The role of the Parkinson's disease gene PARK9 in essential cellular pathways and the manganese homeostasis network in yeast

Abstract

YPK9 (Yeast PARK9; also known as YOR291W) is a non-essential yeast gene predicted by sequence to encode a transmembrane P-type transport ATPase. However, its substrate specificity is unknown. Mutations in the human homolog of YPK9, ATP13A2/PARK9, have been linked to genetic forms of early onset parkinsonism. We previously described a strong genetic interaction between Ypk9 and another Parkinson's disease (PD) protein α-synuclein in multiple model systems, and a role for Ypk9 in manganese detoxification in yeast. In humans, environmental exposure to toxic levels of manganese causes a syndrome similar to PD and is thus an environmental risk factor for the disease. How manganese contributes to neurodegeneration is poorly understood. Here we describe multiple genome-wide screens in yeast aimed at defining the cellular function of Ypk9 and the mechanisms by which it protects cells from manganese toxicity. In physiological conditions, we found that Ypk9 genetically interacts with essential genes involved in cellular trafficking and the cell cycle. Deletion of Ypk9 sensitizes yeast cells to exposure to excess manganese. Using a library of non-essential gene deletions, we screened for additional genes involved in tolerance to excess manganese exposure, discovering several novel pathways involved in manganese homeostasis. We defined the dependence of the deletion strain phenotypes in the presence of manganese on Ypk9, and found that Ypk9 deletion modifies the manganese tolerance of only a subset of strains. These results confirm a role for Ypk9 in manganese homeostasis and illuminates cellular pathways and biological processes in which Ypk9 likely functions.

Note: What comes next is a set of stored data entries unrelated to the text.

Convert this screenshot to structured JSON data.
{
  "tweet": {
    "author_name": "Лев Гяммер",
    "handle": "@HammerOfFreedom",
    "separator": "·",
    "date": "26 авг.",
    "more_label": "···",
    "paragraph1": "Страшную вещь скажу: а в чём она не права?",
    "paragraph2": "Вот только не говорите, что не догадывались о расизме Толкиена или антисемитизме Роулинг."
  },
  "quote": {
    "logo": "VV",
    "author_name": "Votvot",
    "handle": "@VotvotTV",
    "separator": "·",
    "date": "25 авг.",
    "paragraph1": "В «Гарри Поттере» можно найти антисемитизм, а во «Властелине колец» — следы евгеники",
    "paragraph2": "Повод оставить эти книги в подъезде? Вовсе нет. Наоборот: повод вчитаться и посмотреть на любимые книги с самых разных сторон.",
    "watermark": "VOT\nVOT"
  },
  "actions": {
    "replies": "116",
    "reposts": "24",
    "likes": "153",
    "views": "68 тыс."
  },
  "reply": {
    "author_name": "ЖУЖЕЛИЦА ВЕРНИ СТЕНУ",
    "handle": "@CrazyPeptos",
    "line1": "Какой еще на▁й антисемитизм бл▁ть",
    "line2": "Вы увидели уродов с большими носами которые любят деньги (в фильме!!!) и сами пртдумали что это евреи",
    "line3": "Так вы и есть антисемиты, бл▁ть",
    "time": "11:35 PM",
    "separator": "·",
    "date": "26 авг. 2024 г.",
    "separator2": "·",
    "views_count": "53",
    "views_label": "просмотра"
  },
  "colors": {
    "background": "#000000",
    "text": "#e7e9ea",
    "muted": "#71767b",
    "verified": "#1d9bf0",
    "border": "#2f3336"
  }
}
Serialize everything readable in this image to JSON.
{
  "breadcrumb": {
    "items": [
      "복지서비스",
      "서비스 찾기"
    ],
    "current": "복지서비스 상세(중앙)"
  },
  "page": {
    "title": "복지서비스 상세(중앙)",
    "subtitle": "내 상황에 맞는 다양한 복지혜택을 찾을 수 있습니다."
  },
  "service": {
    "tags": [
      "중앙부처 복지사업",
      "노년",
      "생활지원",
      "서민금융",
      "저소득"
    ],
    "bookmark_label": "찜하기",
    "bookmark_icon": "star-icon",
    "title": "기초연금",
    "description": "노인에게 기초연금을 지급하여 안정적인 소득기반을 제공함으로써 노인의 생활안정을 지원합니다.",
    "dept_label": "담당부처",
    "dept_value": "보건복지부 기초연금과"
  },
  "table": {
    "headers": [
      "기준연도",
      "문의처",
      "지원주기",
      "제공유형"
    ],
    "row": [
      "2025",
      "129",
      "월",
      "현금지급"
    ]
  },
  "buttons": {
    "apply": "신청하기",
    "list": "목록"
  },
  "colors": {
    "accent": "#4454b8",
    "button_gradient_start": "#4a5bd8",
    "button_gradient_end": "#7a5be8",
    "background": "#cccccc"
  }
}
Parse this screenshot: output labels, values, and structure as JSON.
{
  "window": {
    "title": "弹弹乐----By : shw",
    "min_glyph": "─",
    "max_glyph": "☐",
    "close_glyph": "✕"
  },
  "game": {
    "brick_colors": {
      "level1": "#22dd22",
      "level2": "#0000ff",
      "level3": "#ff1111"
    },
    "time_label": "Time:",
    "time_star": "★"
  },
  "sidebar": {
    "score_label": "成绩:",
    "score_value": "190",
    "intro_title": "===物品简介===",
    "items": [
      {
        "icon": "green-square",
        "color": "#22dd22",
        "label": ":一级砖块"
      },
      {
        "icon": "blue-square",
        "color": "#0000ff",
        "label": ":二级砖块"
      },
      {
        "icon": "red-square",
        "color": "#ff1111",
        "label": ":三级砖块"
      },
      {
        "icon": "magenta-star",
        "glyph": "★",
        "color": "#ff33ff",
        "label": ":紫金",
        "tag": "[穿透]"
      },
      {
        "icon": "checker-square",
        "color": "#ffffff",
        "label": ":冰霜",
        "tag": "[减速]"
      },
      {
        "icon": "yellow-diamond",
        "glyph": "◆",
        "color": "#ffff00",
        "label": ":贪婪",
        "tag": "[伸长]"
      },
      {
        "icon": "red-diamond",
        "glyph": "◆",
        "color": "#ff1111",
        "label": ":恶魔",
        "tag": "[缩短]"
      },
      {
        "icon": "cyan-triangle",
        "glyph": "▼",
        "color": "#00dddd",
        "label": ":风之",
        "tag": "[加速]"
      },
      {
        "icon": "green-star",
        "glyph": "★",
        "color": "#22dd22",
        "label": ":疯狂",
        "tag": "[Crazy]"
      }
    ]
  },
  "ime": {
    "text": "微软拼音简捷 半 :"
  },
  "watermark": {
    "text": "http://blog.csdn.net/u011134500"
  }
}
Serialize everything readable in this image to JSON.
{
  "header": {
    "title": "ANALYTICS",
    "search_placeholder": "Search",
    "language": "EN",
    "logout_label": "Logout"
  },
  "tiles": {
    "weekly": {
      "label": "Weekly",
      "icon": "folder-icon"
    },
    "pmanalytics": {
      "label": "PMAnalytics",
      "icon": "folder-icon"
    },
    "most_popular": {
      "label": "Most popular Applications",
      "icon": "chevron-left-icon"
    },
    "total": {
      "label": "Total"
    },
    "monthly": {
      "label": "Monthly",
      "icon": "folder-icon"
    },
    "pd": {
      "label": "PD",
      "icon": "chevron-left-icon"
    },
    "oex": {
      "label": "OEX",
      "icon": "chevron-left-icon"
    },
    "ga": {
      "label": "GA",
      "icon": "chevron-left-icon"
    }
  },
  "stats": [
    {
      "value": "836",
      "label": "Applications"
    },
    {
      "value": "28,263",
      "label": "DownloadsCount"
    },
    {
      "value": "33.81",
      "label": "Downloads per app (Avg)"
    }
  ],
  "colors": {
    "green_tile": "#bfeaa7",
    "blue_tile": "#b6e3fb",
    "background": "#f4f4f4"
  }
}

Figure 1. Yeast genetic screens provide insight into the manganese homeostasis network.

A, Screen for manganese resistant deletion strains. A representative plate is shown (each plate contains 384 different yeast deletion strains pinned in duplicate, 768 total colonies). Left, control plate (0 mM Mn²⁺); right, plate containing 25 mM Mn²⁺. The red arrow points to a manganese resistant strain, growing better than the other strains in the presence of a toxic concentration of Mn²⁺. B, Manganese resistance in the mam3Δ strain is independent of Ypk9 function. A representative spotting assay showing that resistance to Mn²⁺ in the mam3Δ strain is independent of Ypk9. Five-fold serial dilutions of WT, ypk9Δ, mam3Δ and mam3Δ ypk9Δ were spotted on SD plates containing different Mn²⁺ concentrations. C, Functional categories of genes enriched as manganese sensitive hits in the Mn²⁺ tolerance screen compared to the yeast genome. D, Functional categories of genes enriched as manganese resistant hits in the Mn²⁺ tolerance screen compared to the yeast genome.